Location
- 11620 W. Encanto Blvd. Avondale, Arizona 85392 United States
- 33°28′21″N 112°18′37″W﻿ / ﻿33.47250°N 112.31028°W

Information
- Type: Public
- Opened: July 31, 2019
- School district: Tolleson Union High School District
- Principal: Brandi Haskins
- Teaching staff: 123.60 (FTE)
- Grades: 9–12
- Enrollment: 2,877 (2023–2024)
- Student to teacher ratio: 23.28
- Colors: Red and black
- Mascot: Dragons
- Website: westpoint.tuhsd.org

= West Point High School (Arizona) =

High school in Avondale, Arizona

West Point High School is a high school in Avondale, Arizona, the seventh public high school operated by the Tolleson Union High School District.

==History==

On September 19, 2018, the Tolleson Union High School District broke ground on its seventh high school, with the intent to relieve overcrowding in the fast-growing district. Prior to the opening of West Point, the school district was turning away potential students; at its other high schools, it had pressed teachers' lounges into service as extra classrooms and put into place portable classroom structures to provide needed space. The name West Point and Dragons mascot were determined in consultation with parents, community members, and students.

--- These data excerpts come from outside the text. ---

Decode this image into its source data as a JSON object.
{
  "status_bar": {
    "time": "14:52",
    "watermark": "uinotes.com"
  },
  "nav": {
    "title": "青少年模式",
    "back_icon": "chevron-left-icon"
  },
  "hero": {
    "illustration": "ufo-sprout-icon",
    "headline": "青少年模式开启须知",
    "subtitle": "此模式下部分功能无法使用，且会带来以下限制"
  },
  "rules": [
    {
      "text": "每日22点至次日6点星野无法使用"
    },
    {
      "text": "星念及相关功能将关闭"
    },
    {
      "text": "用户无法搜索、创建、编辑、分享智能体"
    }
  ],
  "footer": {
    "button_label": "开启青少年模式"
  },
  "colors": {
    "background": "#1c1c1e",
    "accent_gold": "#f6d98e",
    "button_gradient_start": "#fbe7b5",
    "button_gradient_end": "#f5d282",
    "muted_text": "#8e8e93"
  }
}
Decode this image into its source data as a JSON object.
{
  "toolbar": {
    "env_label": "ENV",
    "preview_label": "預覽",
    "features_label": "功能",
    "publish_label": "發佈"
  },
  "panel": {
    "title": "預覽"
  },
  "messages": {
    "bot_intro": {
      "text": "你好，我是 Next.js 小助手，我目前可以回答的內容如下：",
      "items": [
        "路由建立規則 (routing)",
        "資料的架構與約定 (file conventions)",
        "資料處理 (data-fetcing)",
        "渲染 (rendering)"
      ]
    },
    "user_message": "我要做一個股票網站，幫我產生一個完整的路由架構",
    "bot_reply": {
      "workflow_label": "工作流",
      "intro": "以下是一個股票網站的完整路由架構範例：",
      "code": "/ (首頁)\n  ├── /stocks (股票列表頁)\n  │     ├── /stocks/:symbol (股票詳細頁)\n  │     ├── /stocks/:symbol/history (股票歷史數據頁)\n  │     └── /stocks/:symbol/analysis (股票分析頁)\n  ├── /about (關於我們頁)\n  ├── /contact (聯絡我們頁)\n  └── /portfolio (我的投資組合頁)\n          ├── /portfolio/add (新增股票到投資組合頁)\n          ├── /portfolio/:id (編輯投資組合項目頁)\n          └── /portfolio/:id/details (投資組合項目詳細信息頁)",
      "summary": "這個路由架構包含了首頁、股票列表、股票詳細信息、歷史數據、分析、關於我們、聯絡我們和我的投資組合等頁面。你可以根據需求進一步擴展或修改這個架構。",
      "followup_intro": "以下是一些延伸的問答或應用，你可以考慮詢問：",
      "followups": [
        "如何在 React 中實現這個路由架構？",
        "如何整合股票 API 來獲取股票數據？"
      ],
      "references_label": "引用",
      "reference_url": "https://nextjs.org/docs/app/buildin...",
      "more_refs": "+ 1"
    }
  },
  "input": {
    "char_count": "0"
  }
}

The $108 million construction cost primarily came from $48 million from the Arizona School Facilities Board and $53 million from a 2016 voter-approved bond. Design of the 310,000 ft2 school complex was conducted by ADM Group, with Chasse Building Team serving as the general contractor. Prominent in the school's design is a wing theme inspired by the school's proximity to Luke Air Force Base. The 11-building campus was designed around a "secure but open" plan, with strategically placed windows, one-way windows in the principal's office, and the ability to lock any door in the facility remotely. The grades are 9th though 12th

The district announced that Brandi Haskins, a 28-year district veteran who had been the principal of La Joya Community High School, would transfer to the new West Point in January 2019.

The first phase of the school opened to an estimated 1,200 freshmen and sophomores on July 31, 2019, with construction on a second phase of sports fields, a performing arts center, and classroom space currently underway to allow the school to open to juniors and seniors for the 2020–21 and 2021–22 school years, respectively.

==Curriculum==

The primary academic feature of West Point High School is an academy (West Point Leadership Academy) in partnership with Luke Air Force Base, which is modeled after the school-within-a-school program at the district's University High School. The academy will feature a STEAM curriculum and emphasize leadership and community service.